Through my endocrinologist, I was referred to Dr Jeffrey Vacirca, a hematologist and oncologist at New York Cancer and Blood Specialists (NYCBS). His office was in East Setauket, New York, not that far from my home in Commack. Although he did not paint an overly rosy outlook, he offered empathy and hope, which was important. And he was sure I would make my daughter’s wedding in seven months.
Dr Vacirca recommended a three-drug protocol during chemo: Gemzar, Abraxane, and Xeloda. I had a port inserted in my shoulder, so I would not need a new needle for every treatment. It turns out I was allergic to Xeloda and had to stop taking it. (I was warned before taking it that I might have harmful side effects. But I wanted to go ahead.)
During chemo treatment, I made a significant effort to stay happy—I attended meditation class with one of my daughters, I went to the gym even though I couldn’t do much exercise. I kept my brain as sharp as possible by writing blogs and exams for my colleagues (I was a long-time business school professor at Hofstra and just recently retired). I finished chemotherapy on August 26, 2015.
Embracing Life after Pancreatic Cancer Treatment
I had to learn how to regulate my blood sugar after the Whipple. I had been a type 2 diabetic, but now I am a Type 1 and inject a lot more insulin. I also started taking drugs for my digestive system, during chemo and to date. I take Creon (pancreatic enzymes) and Zofran (for nausea) with meals and prescription Prilosec once a day. During chemo, I also needed periodic medications for low iron and a low white blood cell count.
As a result of the Whipple surgery, I still have side effects such as diarrhea, stomach cramps, and abdominal tightness. Because of the chemotherapy, I developed osteoporosis. I have to take shots twice a year for it.
At present, I am cancer-free. I still go to NYCBS for CT scans, blood work, and medications. Even though I expect good feedback, I am always nervous the week before a scan. I am one of the fortunate 5 percent making it this far. Every time I have a clean CT scan, I am told that the better my long-run chances are.

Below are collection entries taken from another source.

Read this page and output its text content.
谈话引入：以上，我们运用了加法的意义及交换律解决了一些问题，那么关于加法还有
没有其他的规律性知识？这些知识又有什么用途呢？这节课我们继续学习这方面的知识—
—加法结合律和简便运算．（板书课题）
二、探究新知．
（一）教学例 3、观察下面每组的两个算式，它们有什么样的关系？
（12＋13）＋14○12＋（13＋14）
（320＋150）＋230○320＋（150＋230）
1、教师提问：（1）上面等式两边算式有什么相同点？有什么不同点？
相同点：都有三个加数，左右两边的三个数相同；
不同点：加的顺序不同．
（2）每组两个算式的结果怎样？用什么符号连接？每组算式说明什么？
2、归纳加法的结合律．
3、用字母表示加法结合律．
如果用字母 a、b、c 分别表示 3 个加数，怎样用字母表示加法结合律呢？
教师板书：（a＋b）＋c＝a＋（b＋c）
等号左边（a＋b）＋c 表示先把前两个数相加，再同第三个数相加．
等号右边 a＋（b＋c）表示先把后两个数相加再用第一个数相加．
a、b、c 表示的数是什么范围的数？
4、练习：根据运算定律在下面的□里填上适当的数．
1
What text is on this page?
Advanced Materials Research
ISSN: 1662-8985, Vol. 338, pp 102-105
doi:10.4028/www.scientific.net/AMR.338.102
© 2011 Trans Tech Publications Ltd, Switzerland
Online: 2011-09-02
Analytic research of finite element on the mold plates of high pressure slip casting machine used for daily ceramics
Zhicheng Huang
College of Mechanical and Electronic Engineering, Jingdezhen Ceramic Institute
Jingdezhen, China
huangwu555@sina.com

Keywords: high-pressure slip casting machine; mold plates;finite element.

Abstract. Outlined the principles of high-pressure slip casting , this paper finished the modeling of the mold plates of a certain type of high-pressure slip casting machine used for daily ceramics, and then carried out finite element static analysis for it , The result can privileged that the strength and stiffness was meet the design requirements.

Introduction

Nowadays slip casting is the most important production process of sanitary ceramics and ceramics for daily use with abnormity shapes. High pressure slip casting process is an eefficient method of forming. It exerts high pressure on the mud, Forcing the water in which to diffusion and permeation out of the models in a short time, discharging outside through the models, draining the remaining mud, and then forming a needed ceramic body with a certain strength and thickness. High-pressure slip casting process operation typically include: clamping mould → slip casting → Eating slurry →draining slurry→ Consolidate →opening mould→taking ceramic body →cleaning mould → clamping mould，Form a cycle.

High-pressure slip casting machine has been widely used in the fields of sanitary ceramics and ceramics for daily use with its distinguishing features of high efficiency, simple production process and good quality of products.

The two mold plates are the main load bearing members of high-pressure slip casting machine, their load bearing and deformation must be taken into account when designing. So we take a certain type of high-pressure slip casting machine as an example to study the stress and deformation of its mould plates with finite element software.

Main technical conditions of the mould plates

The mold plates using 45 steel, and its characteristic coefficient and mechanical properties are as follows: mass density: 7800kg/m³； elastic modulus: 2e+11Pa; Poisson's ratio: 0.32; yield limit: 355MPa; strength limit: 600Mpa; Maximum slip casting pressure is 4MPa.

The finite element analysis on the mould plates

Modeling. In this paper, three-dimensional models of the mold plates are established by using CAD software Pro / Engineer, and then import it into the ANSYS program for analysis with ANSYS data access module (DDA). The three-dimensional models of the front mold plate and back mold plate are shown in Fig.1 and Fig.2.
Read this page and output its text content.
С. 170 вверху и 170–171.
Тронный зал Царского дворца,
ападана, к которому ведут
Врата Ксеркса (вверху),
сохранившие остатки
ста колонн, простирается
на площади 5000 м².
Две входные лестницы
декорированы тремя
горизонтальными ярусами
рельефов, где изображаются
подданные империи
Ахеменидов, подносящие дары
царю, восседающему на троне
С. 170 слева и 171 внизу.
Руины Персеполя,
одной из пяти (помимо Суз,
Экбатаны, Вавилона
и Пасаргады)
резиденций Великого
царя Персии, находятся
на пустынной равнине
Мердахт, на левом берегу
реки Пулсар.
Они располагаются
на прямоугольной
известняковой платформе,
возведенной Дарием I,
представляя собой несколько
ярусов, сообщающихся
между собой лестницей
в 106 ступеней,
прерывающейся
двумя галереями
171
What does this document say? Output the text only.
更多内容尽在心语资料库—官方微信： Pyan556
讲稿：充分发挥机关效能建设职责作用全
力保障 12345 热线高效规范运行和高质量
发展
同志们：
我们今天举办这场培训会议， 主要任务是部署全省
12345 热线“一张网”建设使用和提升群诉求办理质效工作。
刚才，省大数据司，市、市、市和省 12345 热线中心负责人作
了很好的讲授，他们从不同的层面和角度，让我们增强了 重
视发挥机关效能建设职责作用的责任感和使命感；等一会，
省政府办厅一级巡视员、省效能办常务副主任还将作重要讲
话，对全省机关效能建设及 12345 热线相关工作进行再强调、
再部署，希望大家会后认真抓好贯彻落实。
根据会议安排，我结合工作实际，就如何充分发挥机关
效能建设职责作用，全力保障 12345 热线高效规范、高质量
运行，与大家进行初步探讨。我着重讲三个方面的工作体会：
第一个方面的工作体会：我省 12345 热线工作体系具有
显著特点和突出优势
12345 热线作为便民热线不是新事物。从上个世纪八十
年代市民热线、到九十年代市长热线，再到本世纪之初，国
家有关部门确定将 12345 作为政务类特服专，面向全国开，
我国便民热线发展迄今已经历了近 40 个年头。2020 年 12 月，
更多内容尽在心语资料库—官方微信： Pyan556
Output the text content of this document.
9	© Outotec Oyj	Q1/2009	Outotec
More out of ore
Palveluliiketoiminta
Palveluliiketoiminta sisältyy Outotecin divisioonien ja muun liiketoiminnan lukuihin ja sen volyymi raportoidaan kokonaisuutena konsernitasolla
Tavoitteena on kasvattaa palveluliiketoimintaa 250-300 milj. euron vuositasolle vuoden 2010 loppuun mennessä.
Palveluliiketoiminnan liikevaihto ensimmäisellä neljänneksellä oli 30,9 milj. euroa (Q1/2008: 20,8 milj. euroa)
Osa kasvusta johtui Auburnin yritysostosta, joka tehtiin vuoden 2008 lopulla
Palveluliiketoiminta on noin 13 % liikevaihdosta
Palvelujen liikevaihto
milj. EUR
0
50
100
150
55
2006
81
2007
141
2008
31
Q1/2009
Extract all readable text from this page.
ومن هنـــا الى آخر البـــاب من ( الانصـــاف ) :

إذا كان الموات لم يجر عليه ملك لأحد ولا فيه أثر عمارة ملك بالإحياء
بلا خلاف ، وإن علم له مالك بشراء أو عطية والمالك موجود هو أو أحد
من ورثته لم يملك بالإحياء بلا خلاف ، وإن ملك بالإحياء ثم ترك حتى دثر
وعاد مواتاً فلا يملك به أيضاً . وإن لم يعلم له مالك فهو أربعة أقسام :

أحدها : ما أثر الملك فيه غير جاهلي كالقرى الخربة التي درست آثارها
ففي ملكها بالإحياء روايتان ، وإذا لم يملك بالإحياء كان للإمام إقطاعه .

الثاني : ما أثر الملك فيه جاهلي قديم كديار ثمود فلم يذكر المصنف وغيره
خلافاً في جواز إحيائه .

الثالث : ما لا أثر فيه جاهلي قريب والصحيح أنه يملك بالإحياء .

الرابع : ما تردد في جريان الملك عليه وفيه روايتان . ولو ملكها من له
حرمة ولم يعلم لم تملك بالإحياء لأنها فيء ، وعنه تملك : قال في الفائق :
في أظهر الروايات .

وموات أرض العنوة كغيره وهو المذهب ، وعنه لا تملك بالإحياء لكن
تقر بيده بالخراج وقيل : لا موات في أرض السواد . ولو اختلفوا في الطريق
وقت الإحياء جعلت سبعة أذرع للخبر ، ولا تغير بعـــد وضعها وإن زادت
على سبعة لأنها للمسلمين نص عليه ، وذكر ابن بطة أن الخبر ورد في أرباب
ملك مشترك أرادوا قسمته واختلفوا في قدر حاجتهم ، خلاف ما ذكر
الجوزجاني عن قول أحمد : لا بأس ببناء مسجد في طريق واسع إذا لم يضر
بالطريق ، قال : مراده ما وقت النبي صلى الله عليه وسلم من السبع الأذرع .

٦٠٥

I am THRILLED to be alive and to be able to do what I can. I have adjusted to my “new normal.” Happiness is a choice—my choice. Most of my friends don’t understand how I can be so upbeat. I do. I’m ecstatic to be around still.
I am a fortunate survivor of pancreatic cancer. I am truly blessed. I recognize that every day. As of July 2019, it is now four years, six months, and counting since my Whipple surgery. To help others and their families, I have written Surviving Cancer and Embracing Life: My Journey. The book is available for free. Why write the book? To those whom much is given, much is expected. My mission is to give back to the pancreatic cancer community. Thanks to the Lustgarten Foundation for all of its efforts—I am participating in its walk on Long Island in October 2019, raising money for Team Joel.